2. “Volcanologists believe that the Laacher See volcano is still active as carbon dioxide is bubbling up to the lake’s surface, which indicates that the magma chamber below is ‘degassing’.” Which, of course, Laacher See has been doing for centuries. There are stories of monks dying from asphyxiation due to carbon dioxide hundreds of years ago. I personally saw carbon dioxide bubbling when I was at the Laacher See 5 years ago.
This is the volcanic equivalent of the Daily Mail going out and saying “Massive hurricane to hit London?” because they looked out the window and saw a cloud. Irresponsible, lazy journalism at its finest.
Sarah Simpson, writing for Discovery News, said the Mail's:
sensational assertion is based on nothing more than a sparse smattering of old facts that sound tantalizingly apocalyptic when you string them together. Read the full story, and you'll find no mention of new science, no expert named...
The Daily Mail story, in stark contrast, is a catchy idea whipped out of thin air.
But Erik says we should be prepared for more such articles as it is 'clearly pandering to the 2012 Apocalypse crowd'.

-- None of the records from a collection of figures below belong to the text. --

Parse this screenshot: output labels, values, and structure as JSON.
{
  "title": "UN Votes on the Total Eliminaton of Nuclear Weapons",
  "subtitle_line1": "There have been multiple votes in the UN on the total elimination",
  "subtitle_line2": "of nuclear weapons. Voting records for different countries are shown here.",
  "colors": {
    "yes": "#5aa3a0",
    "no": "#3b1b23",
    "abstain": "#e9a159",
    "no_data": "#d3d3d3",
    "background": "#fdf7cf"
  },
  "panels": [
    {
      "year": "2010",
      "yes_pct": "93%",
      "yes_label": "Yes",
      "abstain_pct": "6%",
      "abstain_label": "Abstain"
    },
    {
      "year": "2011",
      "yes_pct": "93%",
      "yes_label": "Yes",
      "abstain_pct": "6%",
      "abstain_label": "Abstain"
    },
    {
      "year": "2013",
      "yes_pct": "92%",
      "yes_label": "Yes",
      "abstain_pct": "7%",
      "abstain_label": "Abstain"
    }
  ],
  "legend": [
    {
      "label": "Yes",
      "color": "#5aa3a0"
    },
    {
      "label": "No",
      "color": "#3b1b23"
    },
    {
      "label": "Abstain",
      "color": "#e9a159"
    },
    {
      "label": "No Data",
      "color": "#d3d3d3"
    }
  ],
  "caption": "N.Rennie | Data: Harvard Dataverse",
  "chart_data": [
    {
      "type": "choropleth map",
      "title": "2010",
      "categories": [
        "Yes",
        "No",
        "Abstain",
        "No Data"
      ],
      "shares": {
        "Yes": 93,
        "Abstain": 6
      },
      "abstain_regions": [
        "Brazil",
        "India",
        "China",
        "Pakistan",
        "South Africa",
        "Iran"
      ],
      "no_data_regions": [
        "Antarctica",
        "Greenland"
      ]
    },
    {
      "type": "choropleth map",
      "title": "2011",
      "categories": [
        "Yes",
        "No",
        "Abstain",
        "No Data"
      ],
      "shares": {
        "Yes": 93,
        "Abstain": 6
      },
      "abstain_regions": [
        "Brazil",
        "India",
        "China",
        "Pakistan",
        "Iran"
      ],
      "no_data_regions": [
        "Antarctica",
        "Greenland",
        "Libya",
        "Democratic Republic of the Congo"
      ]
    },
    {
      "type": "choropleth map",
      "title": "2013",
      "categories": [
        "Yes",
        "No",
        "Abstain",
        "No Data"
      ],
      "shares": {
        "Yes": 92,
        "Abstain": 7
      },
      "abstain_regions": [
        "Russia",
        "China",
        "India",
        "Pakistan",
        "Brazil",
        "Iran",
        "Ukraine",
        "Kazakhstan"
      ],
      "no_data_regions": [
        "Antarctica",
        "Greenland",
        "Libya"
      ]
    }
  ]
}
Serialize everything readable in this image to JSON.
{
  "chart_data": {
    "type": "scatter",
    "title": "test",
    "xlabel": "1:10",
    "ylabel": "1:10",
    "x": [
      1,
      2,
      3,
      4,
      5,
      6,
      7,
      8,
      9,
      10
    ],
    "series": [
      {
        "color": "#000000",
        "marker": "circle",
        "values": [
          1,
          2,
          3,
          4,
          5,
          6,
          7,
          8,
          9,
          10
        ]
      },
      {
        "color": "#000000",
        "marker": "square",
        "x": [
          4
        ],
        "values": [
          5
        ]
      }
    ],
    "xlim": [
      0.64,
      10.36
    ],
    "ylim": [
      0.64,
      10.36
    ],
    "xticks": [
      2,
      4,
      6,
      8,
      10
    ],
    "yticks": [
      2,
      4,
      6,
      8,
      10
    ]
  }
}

A complaint was made to the PCC about the Mail's article:
The complainant considered the assertion that the volcano was about to erupt had not been supported by sufficient evidence or expert opinions.
And a few days ago, the PCC published the result:
The complaint was resolved when the PCC negotiated the removal of the article.
So the Mail has simply deleted the article, without providing any explanation.